WD Red features several technologies deployed to improve the drive’s suitability for NAS devices. As a result of this effort to tune the drive, Red drives achieve a 35% improvement in mean time between failures when used as part of NAS arrays, according to WD. The 2.5-inch Red drives feature version 2.0 of NASware, WD’s hard drive firmware which reduces noise and power consumption, enables users to monitor performance and reliability via the SMART command set, and provides error recovery tools. WD's Intellipower low power spindle drops power consumption in drives meant for continuous 24x7 operation in order to reduce cost and heat.

In our tests we found the 1TB 2.5" WD Red to offer strong performance compared to the WD Slim (5,400RPM) and the HGST 7K1000 (7,200RPM). The 1TB Red offered stronger 4K random performance, although slipped behind the faster-spindle HGST model when it came to sequential transfer speeds. In a 5-drive group installed in a Synology DiskStation DS1513+, we found it to even offer competitive performance against 3.5" NAS-specific models, with the exception of storage capacity which the other models had a 400% advantage.
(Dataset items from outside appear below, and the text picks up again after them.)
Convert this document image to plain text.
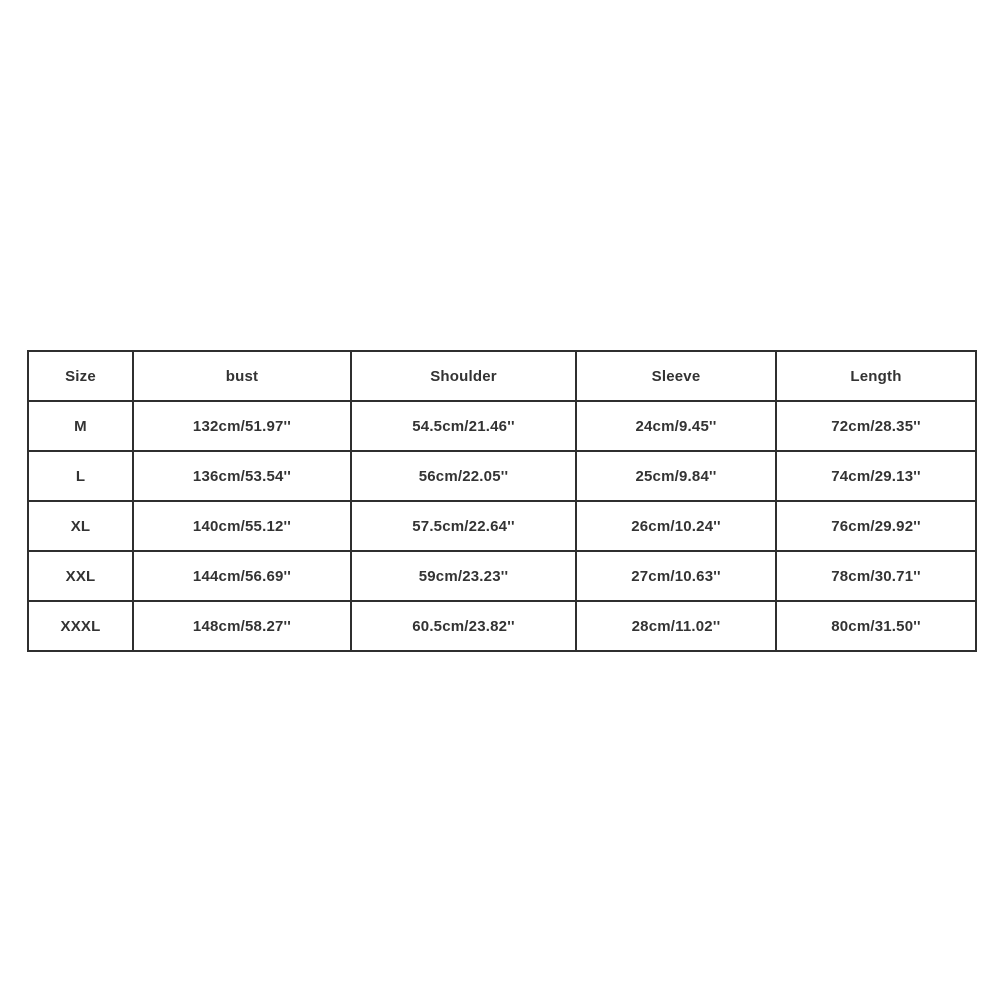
Size	bust	Shoulder	Sleeve	Length
M	132cm/51.97''	54.5cm/21.46''	24cm/9.45''	72cm/28.35''
L	136cm/53.54''	56cm/22.05''	25cm/9.84''	74cm/29.13''
XL	140cm/55.12''	57.5cm/22.64''	26cm/10.24''	76cm/29.92''
XXL	144cm/56.69''	59cm/23.23''	27cm/10.63''	78cm/30.71''
XXXL	148cm/58.27''	60.5cm/23.82''	28cm/11.02''	80cm/31.50''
The first drives in WD's Red lineup were 3.5-inch drives, intended to provide a straightforward answer to the question: What is the most suitable drive for use in NAS devices? WD's new 1TB and 750GB Red drives leverage the technology and market recognition built by the larger Red drives in order to move ahead into the small form factor NAS market. WD is betting that consumers will soon be asking the question: What is the most suitable 2.5-inch drive for NAS devices? The 2.5-inch WD Red drives are in a good position to answer that question and in doing so, establish early leadership for WD in small form factor network storage.

Pros

  • First 2.5-inch hard drive tuned for NAS performance
  • Performs very well in single-drive tests compared to existing 2.5" HDD models
  • Competitive performance in a multi-drive scenario in our NAS environment

Cons

  •  Lack of SFF NAS devices in the market

Bottom Line

WD is betting on the emerging market for NAS devices with 2.5-inch drive bays, and has gotten into the market early. If you are looking for a 2.5-inch NAS drive, the WD Red 1TB should definitely be on your radar.